What the CAP requires: staff described near-term and phased deadlines in the corrective-action plan. The district has already begun root-cause analysis and training; PED uploaded the official corrective-action plan at the end of October, and district staff said they will:

- Conduct additional file reviews and correct records for students who take alternate assessments; - Deliver staff training on writing measurable goals, present levels of academic achievement and functional performance (PLAAFP), and progress monitoring (targeted training due by March of the coming calendar year and addendum paperwork due April 30); - Revise child-find procedures to explicitly include groups such as homeless, migrant and ward-of-the-state students (district procedure updates due May 22); - Establish parent-notification tracking and stronger signature/consent processes, including improved electronic-signature options and temporary reliance on verified hard-copy records; - Build monitoring, oversight and quarterly file reviews so the district can demonstrate compliance to PED well before the September 2026 compliance deadline.

District stance and next steps: the presenter said many of the corrective steps have already begun, including campus trainings and targeted file reviews, and emphasized that some problems were paperwork gaps rather than missing services. Staff highlighted a planned migration toward Synergy (a student information system) to improve record access and suggested interim paper processes must remain in place until the system is reliable.
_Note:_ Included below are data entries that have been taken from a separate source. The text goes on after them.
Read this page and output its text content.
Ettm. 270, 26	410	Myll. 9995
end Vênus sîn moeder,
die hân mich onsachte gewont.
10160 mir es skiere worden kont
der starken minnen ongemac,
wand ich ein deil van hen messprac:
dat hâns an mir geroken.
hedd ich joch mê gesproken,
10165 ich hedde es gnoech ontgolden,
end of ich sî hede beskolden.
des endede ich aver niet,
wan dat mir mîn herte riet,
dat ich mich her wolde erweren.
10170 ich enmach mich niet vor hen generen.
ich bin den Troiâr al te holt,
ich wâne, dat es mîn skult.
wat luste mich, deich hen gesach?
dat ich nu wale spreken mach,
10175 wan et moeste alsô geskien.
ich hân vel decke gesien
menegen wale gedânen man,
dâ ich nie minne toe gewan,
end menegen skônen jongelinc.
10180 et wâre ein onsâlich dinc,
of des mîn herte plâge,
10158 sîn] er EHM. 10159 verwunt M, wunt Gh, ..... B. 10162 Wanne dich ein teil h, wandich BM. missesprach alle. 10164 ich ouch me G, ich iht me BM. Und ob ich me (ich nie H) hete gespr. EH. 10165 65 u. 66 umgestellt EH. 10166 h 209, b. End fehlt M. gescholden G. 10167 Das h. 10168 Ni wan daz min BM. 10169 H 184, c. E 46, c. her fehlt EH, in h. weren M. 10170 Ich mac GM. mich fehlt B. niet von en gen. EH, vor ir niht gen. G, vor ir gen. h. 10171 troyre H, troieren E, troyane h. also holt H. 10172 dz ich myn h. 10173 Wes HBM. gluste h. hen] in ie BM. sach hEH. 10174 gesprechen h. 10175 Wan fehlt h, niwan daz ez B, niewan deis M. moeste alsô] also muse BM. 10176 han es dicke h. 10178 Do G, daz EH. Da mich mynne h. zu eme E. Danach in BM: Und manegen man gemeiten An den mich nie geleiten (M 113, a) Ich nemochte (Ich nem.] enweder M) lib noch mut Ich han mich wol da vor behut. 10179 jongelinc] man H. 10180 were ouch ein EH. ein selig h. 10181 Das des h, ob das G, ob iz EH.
Board reaction and public input: trustees pressed for clarity about where breakdowns occurred (consent forms and signatures were a recurring theme), discussed whether the district’s internal audit process had been sufficient, and asked for clearer timelines and accountability. A board member urged more family-facing training so parents understand IEPs, procedural safeguards and how to participate in planning for transitions.

What to watch: the district will submit materials to PED via the CAPS system and expects required training and many documentation changes to be implemented before the state’s deadlines. The board scheduled additional oversight and asked staff to return with periodic compliance updates.